Amerika Birleşik Devletleri'nde başlayan ve tüm dünyayı etkisi altına alan 1929 Dünya Ekonomik Krizi, Türkiye ekonomisini de derinden etkilemiştir.

  • Krizin Türkiye'ye Etkileri:
    • Dış ticaret hacmi daralmış, ihracat gelirleri azalmıştır.
    • Tarım ürünleri fiyatları düşmüş, çiftçiler mali sorunlar yaşamıştır.
    • Özel sektör yatırımları durma noktasına gelmiştir.
  • Kriz Sonrası Uygulanan Politika: Devletçilik İlkesi:
    • Özel sektörün yetersiz kalması ve krizin derinleşmesi üzerine, devlet ekonomiye daha fazla müdahale etme kararı almıştır.
    • Devlet, temel tüketim maddeleri ve ağır sanayi gibi stratejik alanlarda yatırımları kendisi yapmaya başlamıştır.
    • Birinci ve İkinci Beş Yıllık Sanayi Planları hazırlanarak sanayileşme devlet eliyle hızlandırılmıştır.
    • Sümerbank, Etibank gibi kamu iktisadi teşekkülleri (KİT) kurulmuştur.

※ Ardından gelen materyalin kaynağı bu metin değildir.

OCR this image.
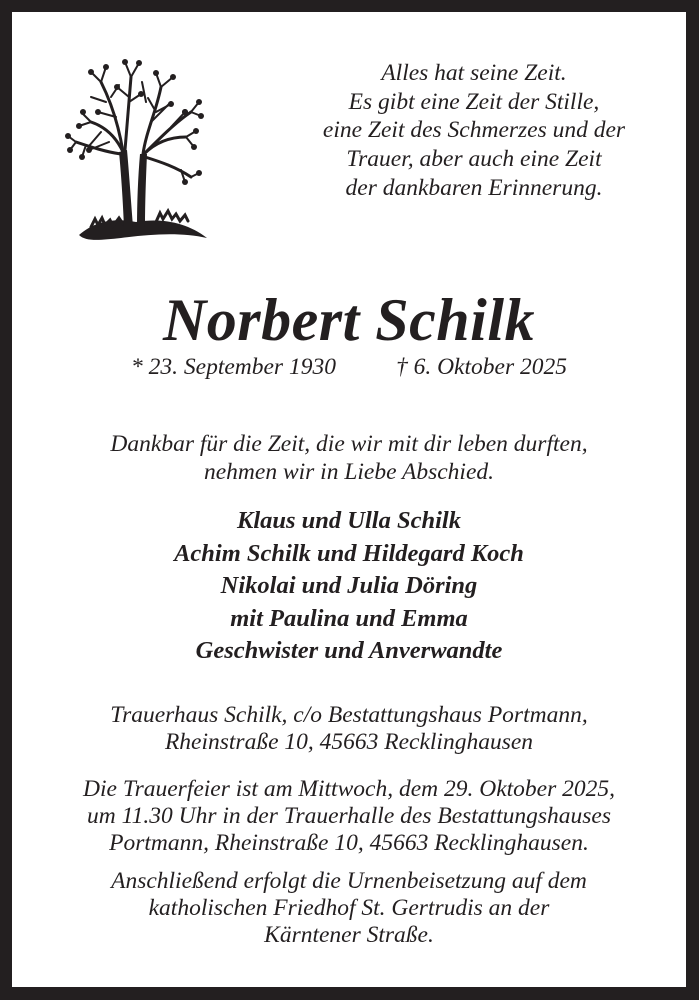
Alles hat seine Zeit.
Es gibt eine Zeit der Stille,
eine Zeit des Schmerzes und der
Trauer, aber auch eine Zeit
der dankbaren Erinnerung.
Norbert Schilk
* 23. September 1930	† 6. Oktober 2025
Dankbar für die Zeit, die wir mit dir leben durften,
nehmen wir in Liebe Abschied.
Klaus und Ulla Schilk
Achim Schilk und Hildegard Koch
Nikolai und Julia Döring
mit Paulina und Emma
Geschwister und Anverwandte
Trauerhaus Schilk, c/o Bestattungshaus Portmann,
Rheinstraße 10, 45663 Recklinghausen
Die Trauerfeier ist am Mittwoch, dem 29. Oktober 2025,
um 11.30 Uhr in der Trauerhalle des Bestattungshauses
Portmann, Rheinstraße 10, 45663 Recklinghausen.
Anschließend erfolgt die Urnenbeisetzung auf dem
katholischen Friedhof St. Gertrudis an der
Kärntener Straße.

⚠️ Dikkat: Devletçilik, özel sektörü tamamen reddetmez, ancak özel sektörün yapamadığı veya yetersiz kaldığı alanlarda devletin öncü rol üstlenmesini ifade eder. 1929 Krizi, Türkiye'de Devletçilik ilkesinin uygulanmaya başlamasında temel etken olmuştur.

🇹🇷 6. Atatürk İlkeleri ve Ekonomik İnkılaplar

Ekonomik alanda yapılan inkılaplar, Atatürk ilkeleriyle doğrudan ilişkilidir.

  • Milliyetçilik: Ekonomik bağımsızlık, yerli malı üretimi, Kabotaj Kanunu, demiryollarının millileştirilmesi, milli bankaların kurulması gibi uygulamalar Milliyetçilik ilkesinin bir sonucudur.
  • Devletçilik: 1929 Dünya Ekonomik Krizi sonrası devletin ekonomide öncü rol üstlenmesi, sanayi planlarının yapılması, KİT'lerin kurulması Devletçilik ilkesinin bir yansımasıdır.
  • Halkçılık: Aşar vergisinin kaldırılması, köylünün refahının artırılması, halkın ekonomik yükünün hafifletilmesi Halkçılık ilkesiyle doğrudan ilişkilidir.
  • İnkılapçılık: Ekonomide çağın gereklerine uygun yenilikler yapılması, modernleşme çabaları İnkılapçılık ilkesi kapsamındadır.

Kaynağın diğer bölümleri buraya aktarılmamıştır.